“Hoffen wir, dass unsere Enkel in unserem heutigen Alter zurückblicken und sagen können: Das 20. Jahrhundert war ein Jahrhundert des technologischen Fortschritts, und das 21. Jahrhundert war ein Jahrhundert des Fortschritts im menschlichen Charakter.”

Neil Armstrong

Gewässerbau ist Architektur für gutes Leben in der Kulturlandschaft.

Seit dem 19. Jahrhundert denkt sich der Umgang mit unseren natürlichen Gewässern linear: Aus Bächen wurden Gerinne, aus Flüssen wurden Vorfluter.
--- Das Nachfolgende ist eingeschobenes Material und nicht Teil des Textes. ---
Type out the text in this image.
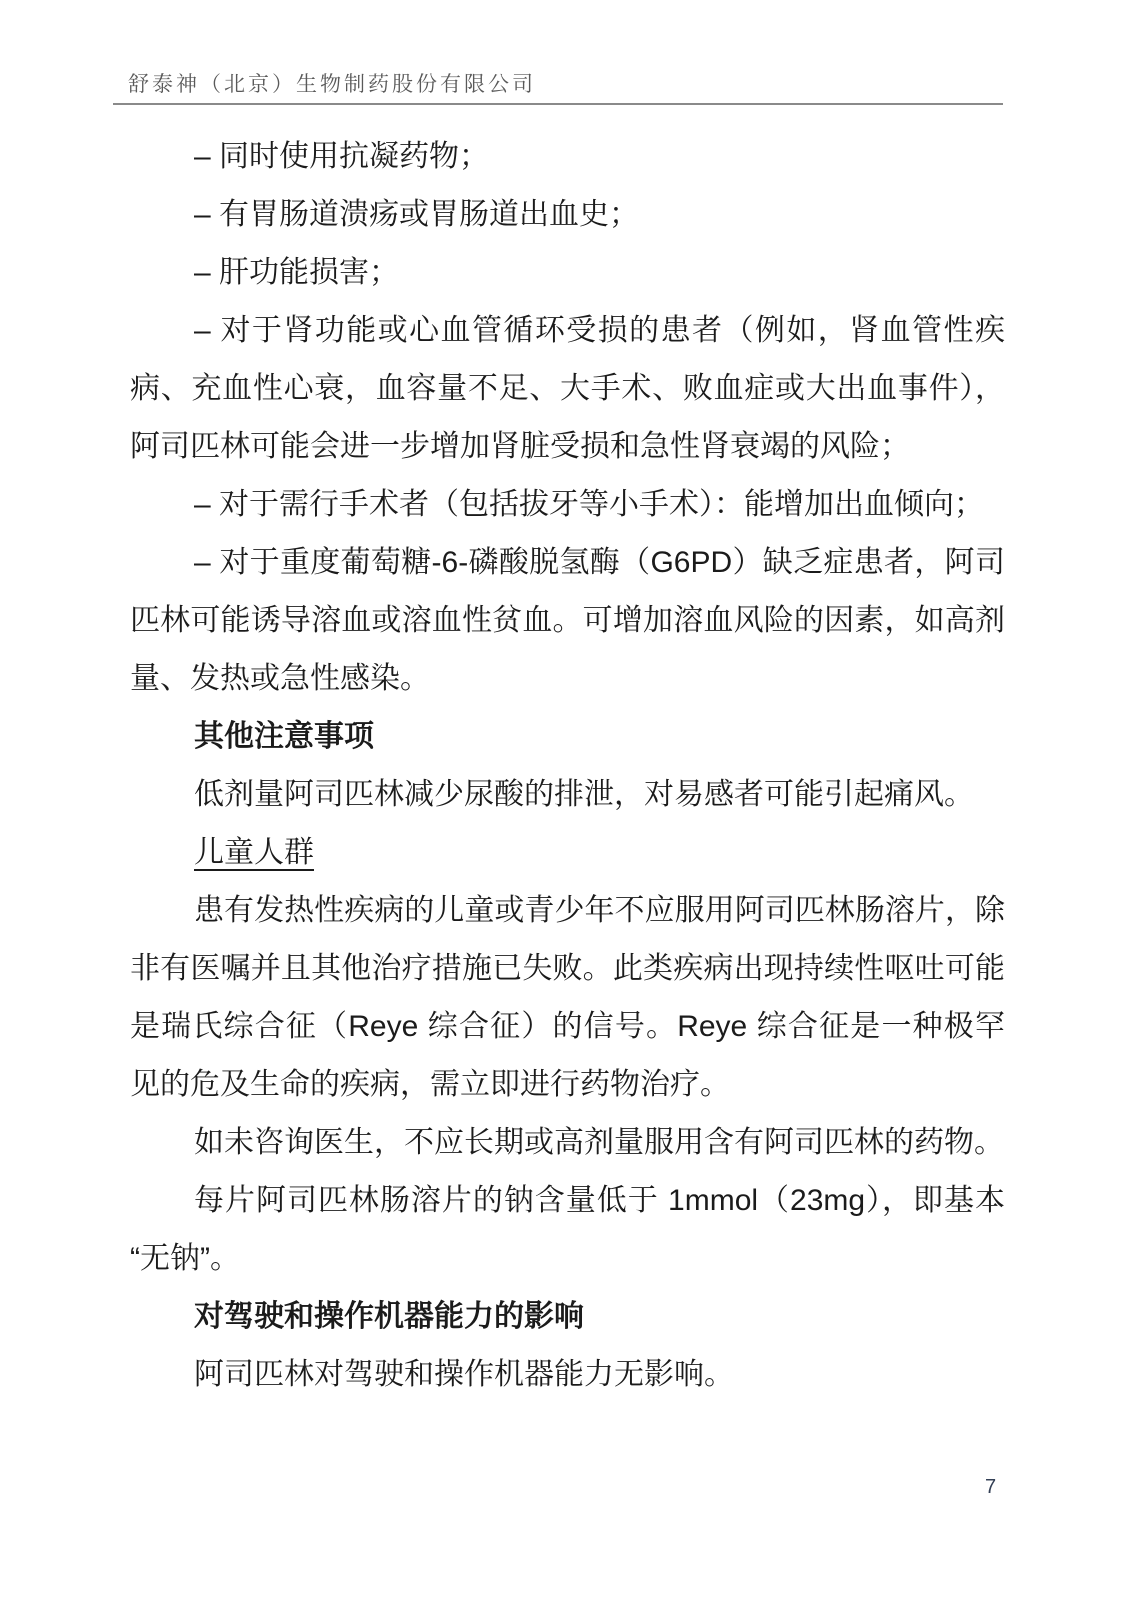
舒泰神（北京）生物制药股份有限公司

– 同时使用抗凝药物；

– 有胃肠道溃疡或胃肠道出血史；

– 肝功能损害；

– 对于肾功能或心血管循环受损的患者（例如，肾血管性疾病、充血性心衰，血容量不足、大手术、败血症或大出血事件），阿司匹林可能会进一步增加肾脏受损和急性肾衰竭的风险；

– 对于需行手术者（包括拔牙等小手术）：能增加出血倾向；

– 对于重度葡萄糖-6-磷酸脱氢酶（G6PD）缺乏症患者，阿司匹林可能诱导溶血或溶血性贫血。可增加溶血风险的因素，如高剂量、发热或急性感染。

其他注意事项

低剂量阿司匹林减少尿酸的排泄，对易感者可能引起痛风。

儿童人群

患有发热性疾病的儿童或青少年不应服用阿司匹林肠溶片，除非有医嘱并且其他治疗措施已失败。此类疾病出现持续性呕吐可能是瑞氏综合征（Reye 综合征）的信号。Reye 综合征是一种极罕见的危及生命的疾病，需立即进行药物治疗。

如未咨询医生，不应长期或高剂量服用含有阿司匹林的药物。

每片阿司匹林肠溶片的钠含量低于 1mmol（23mg），即基本“无钠”。

对驾驶和操作机器能力的影响

阿司匹林对驾驶和操作机器能力无影响。

7
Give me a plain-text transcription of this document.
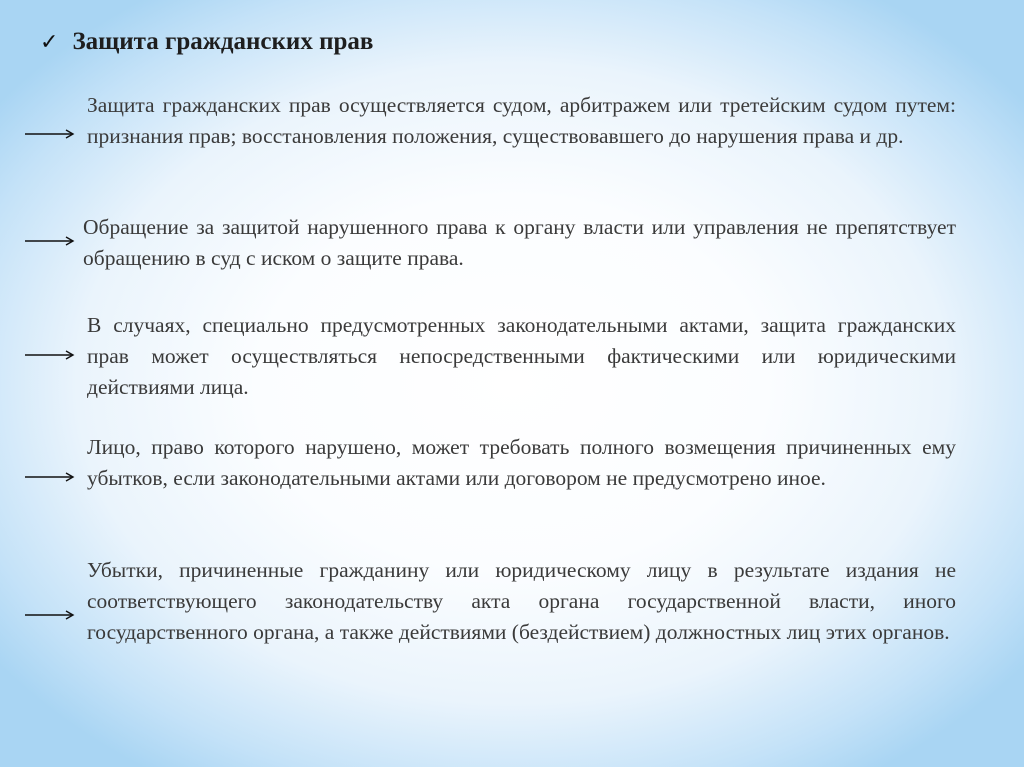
✓ Защита гражданских прав
Защита гражданских прав осуществляется судом, арбитражем или третейским судом путем: признания прав; восстановления положения, существовавшего до нарушения права и др.
Обращение за защитой нарушенного права к органу власти или управления не препятствует обращению в суд с иском о защите права.
В случаях, специально предусмотренных законодательными актами, защита гражданских прав может осуществляться непосредственными фактическими или юридическими действиями лица.
Лицо, право которого нарушено, может требовать полного возмещения причиненных ему убытков, если законодательными актами или договором не предусмотрено иное.
Убытки, причиненные гражданину или юридическому лицу в результате издания не соответствующего законодательству акта органа государственной власти, иного государственного органа, а также действиями (бездействием) должностных лиц этих органов.
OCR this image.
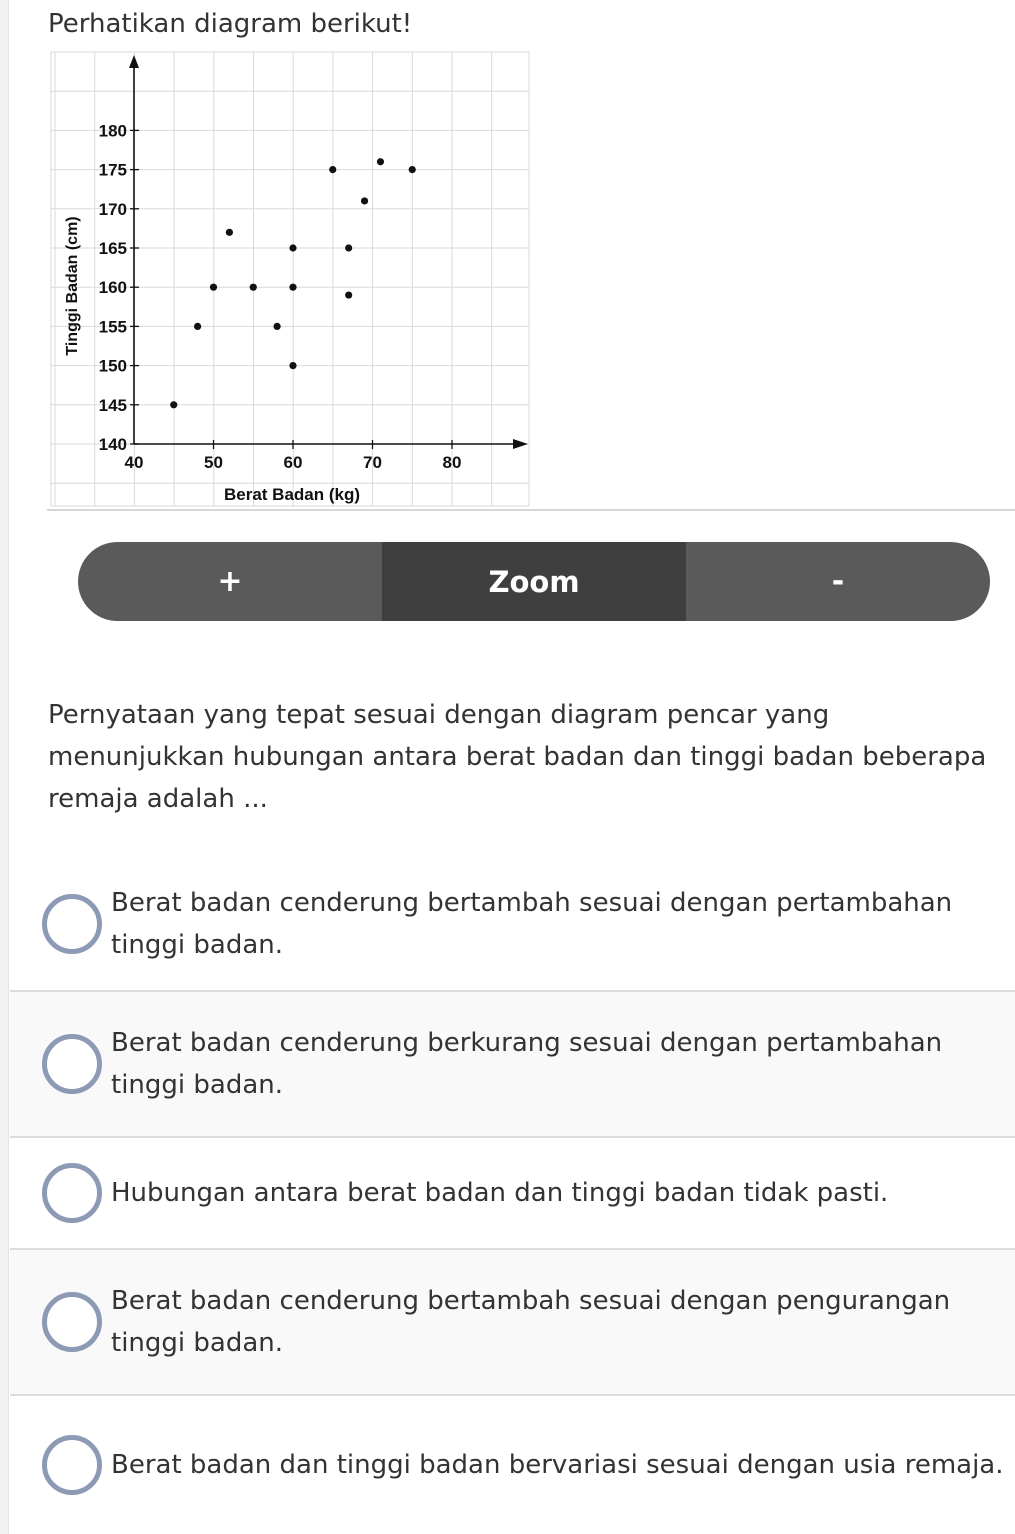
Perhatikan diagram berikut!
140
145
150
155
160
165
170
175
180
40	50	60	70	80
Berat Badan (kg)
Tinggi Badan (cm)
+	Zoom	-
Pernyataan yang tepat sesuai dengan diagram pencar yang menunjukkan hubungan antara berat badan dan tinggi badan beberapa remaja adalah ...
Berat badan cenderung bertambah sesuai dengan pertambahan tinggi badan.
Berat badan cenderung berkurang sesuai dengan pertambahan tinggi badan.
Hubungan antara berat badan dan tinggi badan tidak pasti.
Berat badan cenderung bertambah sesuai dengan pengurangan tinggi badan.
Berat badan dan tinggi badan bervariasi sesuai dengan usia remaja.
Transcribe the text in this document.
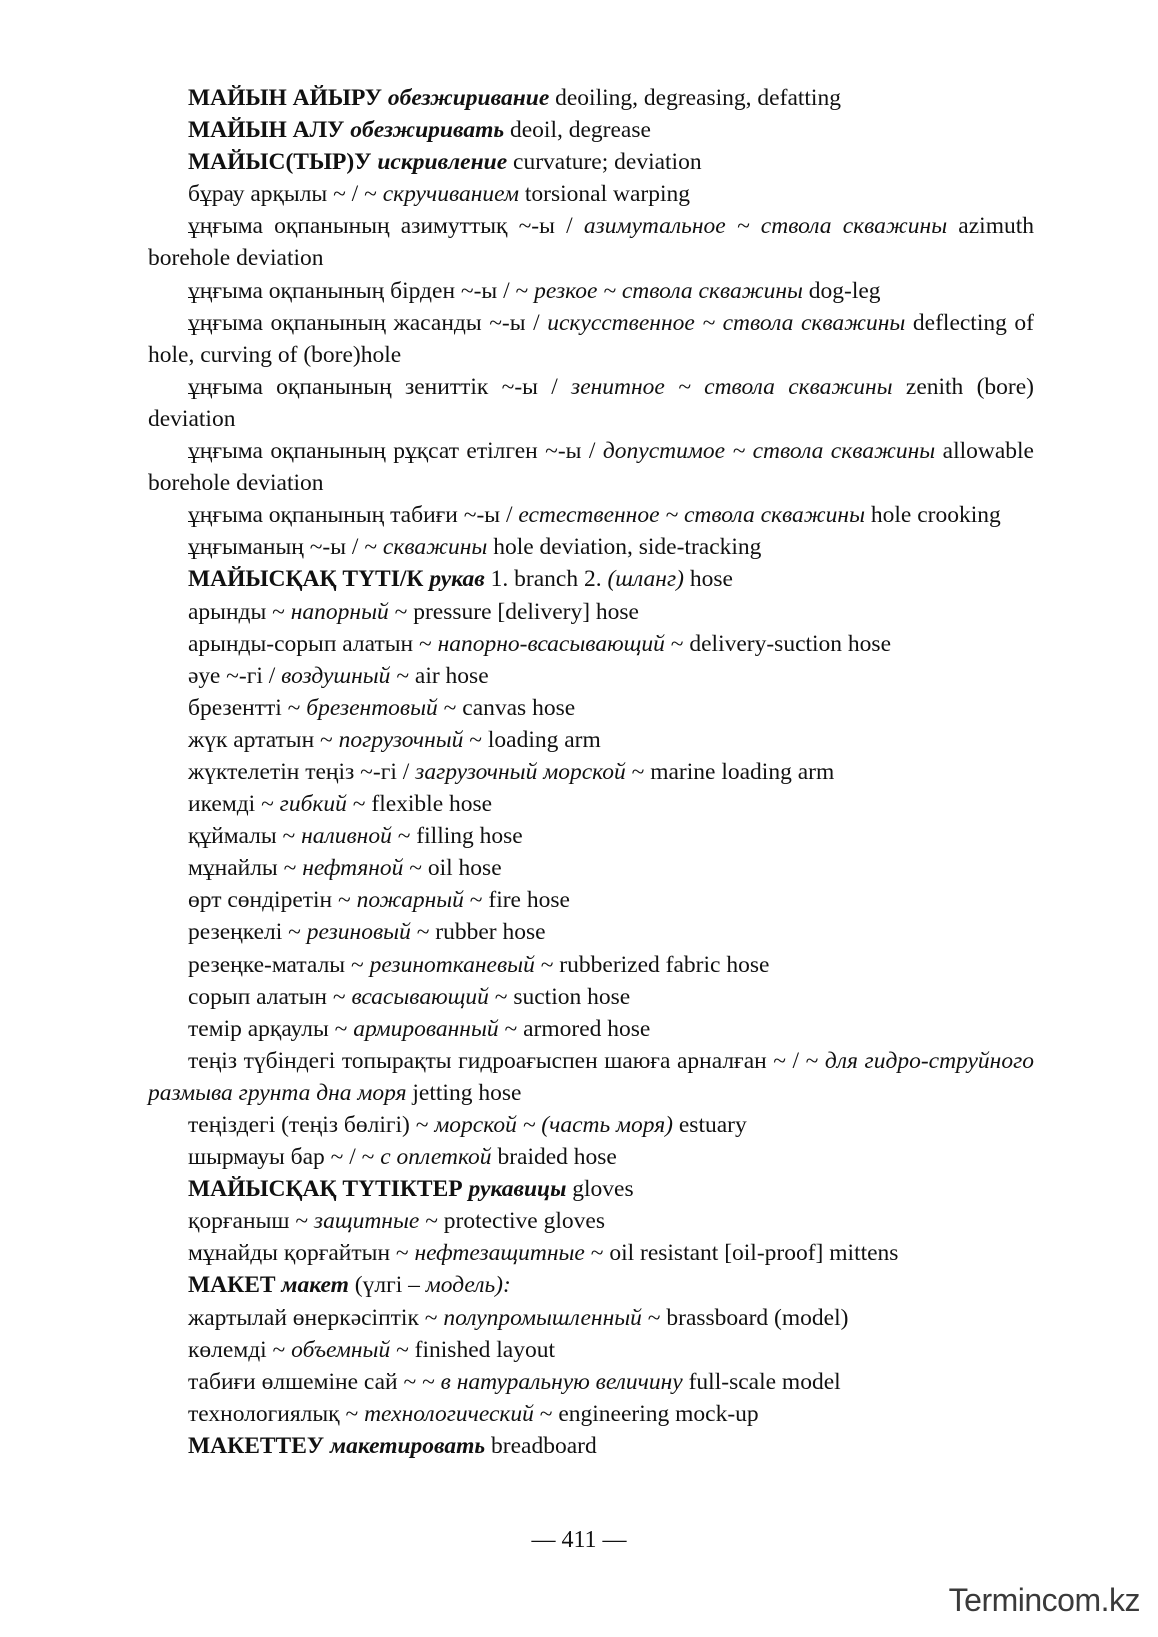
МАЙЫН АЙЫРУ обезжиривание deoiling, degreasing, defatting

МАЙЫН АЛУ обезжиривать deoil, degrease

МАЙЫС(ТЫР)У искривление curvature; deviation

бұрау арқылы ~ / ~ скручиванием torsional warping

ұңғыма оқпанының азимуттық ~-ы / азимутальное ~ ствола скважины azimuth borehole deviation

ұңғыма оқпанының бірден ~-ы / ~ резкое ~ ствола скважины dog-leg

ұңғыма оқпанының жасанды ~-ы / искусственное ~ ствола скважины deflecting of hole, curving of (bore)hole

ұңғыма оқпанының зениттік ~-ы / зенитное ~ ствола скважины zenith (bore) deviation

ұңғыма оқпанының рұқсат етілген ~-ы / допустимое ~ ствола скважины allowable borehole deviation

ұңғыма оқпанының табиғи ~-ы / естественное ~ ствола скважины hole crooking

ұңғыманың ~-ы / ~ скважины hole deviation, side-tracking

МАЙЫСҚАҚ ТҮТІ/К рукав 1. branch 2. (шланг) hose

арынды ~ напорный ~ pressure [delivery] hose

арынды-сорып алатын ~ напорно-всасывающий ~ delivery-suction hose

әуе ~-гі / воздушный ~ air hose

брезентті ~ брезентовый ~ canvas hose

жүк артатын ~ погрузочный ~ loading arm

жүктелетін теңіз ~-гі / загрузочный морской ~ marine loading arm

икемді ~ гибкий ~ flexible hose

құймалы ~ наливной ~ filling hose

мұнайлы ~ нефтяной ~ oil hose

өрт сөндіретін ~ пожарный ~ fire hose

резеңкелі ~ резиновый ~ rubber hose

резеңке-маталы ~ резинотканевый ~ rubberized fabric hose

сорып алатын ~ всасывающий ~ suction hose

темір арқаулы ~ армированный ~ armored hose

теңіз түбіндегі топырақты гидроағыспен шаюға арналған ~ / ~ для гидро-струйного размыва грунта дна моря jetting hose

теңіздегі (теңіз бөлігі) ~ морской ~ (часть моря) estuary

шырмауы бар ~ / ~ с оплеткой braided hose

МАЙЫСҚАҚ ТҮТІКТЕР рукавицы gloves

қорғаныш ~ защитные ~ protective gloves

мұнайды қорғайтын ~ нефтезащитные ~ oil resistant [oil-proof] mittens

МАКЕТ макет (үлгі – модель):

жартылай өнеркәсіптік ~ полупромышленный ~ brassboard (model)

көлемді ~ объемный ~ finished layout

табиғи өлшеміне сай ~ ~ в натуральную величину full-scale model

технологиялық ~ технологический ~ engineering mock-up

МАКЕТТЕУ макетировать breadboard

— 411 —
Termincom.kz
Heute erleben wir gravierende Nachteile wie das Aussterben vieler Tier- und Pflanzenarten in den Lebensadern unsere Landschaft; aber auch entwertete Kulturböden. Drainagierte – entwässerte – Böden sind Böden auf Zeit, aufgrund gleichzeitig einsetzender, natürlicher Prozesse. Klimawandel und Raumentwicklung führen zu veränderten Naturgefahren und hohen Schadenpotenzialen in den Siedlungsgebieten.

Gewässerbau basiert deshalb auf naturräumlichen Dynamiken und stellt sie konsequent in Relation zu aktuellen gesellschaftlichen, finanziellen aber auch neuen technischen Möglichkeiten.

Bild: Conzet Bronzini Partner AG

Durch wertschätzende Sorgfalt, visionäres Denken und naturwissenschaftliches analysieren werden auch komplexe Problemstellungen durchdrungen. Die Planung und Realisierung ist adaptiv  und unterscheidet sich dadurch massgeblich von einer klassischen Bauplanung. Die für resiliente Gewässer notwendigen Aufgabenstellungen für die einzelnen Fachplanenden und Ingenieur*innen werden stringent und die Projekte nachvollziehbar.